# P&O



## Rapide561 (Oct 1, 2005)

Hi

Had a long chat with a very helpful lady at P&O on Saturday.

I gave her several dates for crossing but alas Transeuropa were the cheapest. 

However, I could book a season ticket. Basically you get five return trips at the price quoted. In my case, £70.00 return. So in theory, from the converation and as I understand it, if I telephoned in July for a price and it was for example £150.00 return, then I would be £80.00 better off as I had already paid my £70.00!

P&O then give a reference number for each ticket. You decide in due course when you want to cross the water, phone them quoting a reference and use one of your tickets.

Suggest that any regular travellers have a word.

She was really helpful so I booked one return trip at £63.00!

Rapide561


----------



## autostratus (May 9, 2005)

The cheapest P&O i can get on the web at the moment is £115
SeaFrance at the same times £100
and Norfolk Line £71 up to £86 depending on how I play about with the times.

A season ticket appeals to me but 5 crossings no. Maybe 3 or possibly 4.
Is there a discount to make the season ticket attractive or is it that they are dangling the carrot that 'prices may go up' ?

A season ticket must have some commitment from both parties to make it work surely?


----------



## TonyHunt (Oct 10, 2005)

I have shares in P&Os concessionary scheme were you can get upto 50% off their prices. Every time ive tried to book I have found I can get cheaper prices through the caravan and camping club who check all the operators for the cheapest possible ticket. Just recently its been Norfolkline every time. Now P&O ferries are being bought out by Dubai ports Im going to take up their offer of my money back in full. What a waste of time that was.


----------



## Snelly (Aug 20, 2005)

Funny this post, we were on p&o website last night looking at return dover - calais in mid july for long weekend in france - £90 for me, sal, three kids and the motorhome. I thought that was quite reasonable.


----------



## autostratus (May 9, 2005)

TonyHunt said:


> I have shares in P&Os concessionary scheme were you can get upto 50% off their prices. Every time ive tried to book I have found I can get cheaper prices through the caravan and camping club who check all the operators for the cheapest possible ticket. Just recently its been Norfolkline every time. Now P&O ferries are being bought out by Dubai ports Im going to take up their offer of my money back in full. What a waste of time that was.

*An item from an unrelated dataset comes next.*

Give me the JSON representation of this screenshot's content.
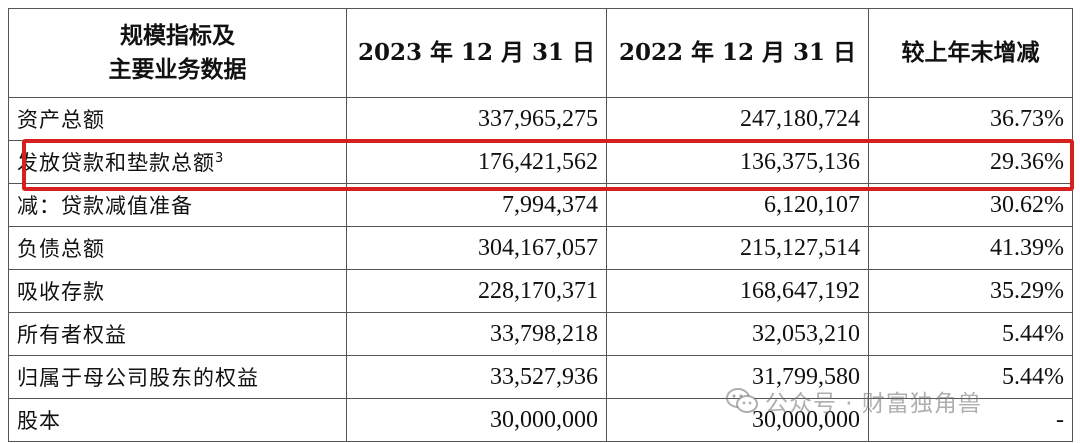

We held shares for concessionary fares for many years, even buying the extra ones needed for the full concessionary when they changed the rules in 19**.  
We sold them when the tunnel project became reality after realising that competition would force ferry ticket prices down.

Now, we shop around using either one of the clubs or the internet booking service for Norfolk, Sea France and P&O.
I just wish that the P&O site was a bit more user friendly, you even get it again when you try P&O through the CC website. Compared with the Norfolk site it's a real pain.


----------



## MOTORHOMER (May 9, 2005)

autostratus said:


> The cheapest P&O i can get on the web at the moment is £115
> SeaFrance at the same times £100
> and Norfolk Line £71 up to £86 depending on how I play about with the times.
> 
> ...


Hello Autostratus

NLine do multitrip for 3, 4, 5, You have to ring them fordetails of cost & to book.. They say up £256 saving

motorhomer


----------



## autostratus (May 9, 2005)

MOTORHOMER said:


> NLine do multitrip for 3, 4, 5, You have to ring them fordetails of cost & to book.. They say up £256 saving
> 
> motorhomer


Thank you for that.
I'll give Norfolkline and P&O a ring to see what the offers are.


----------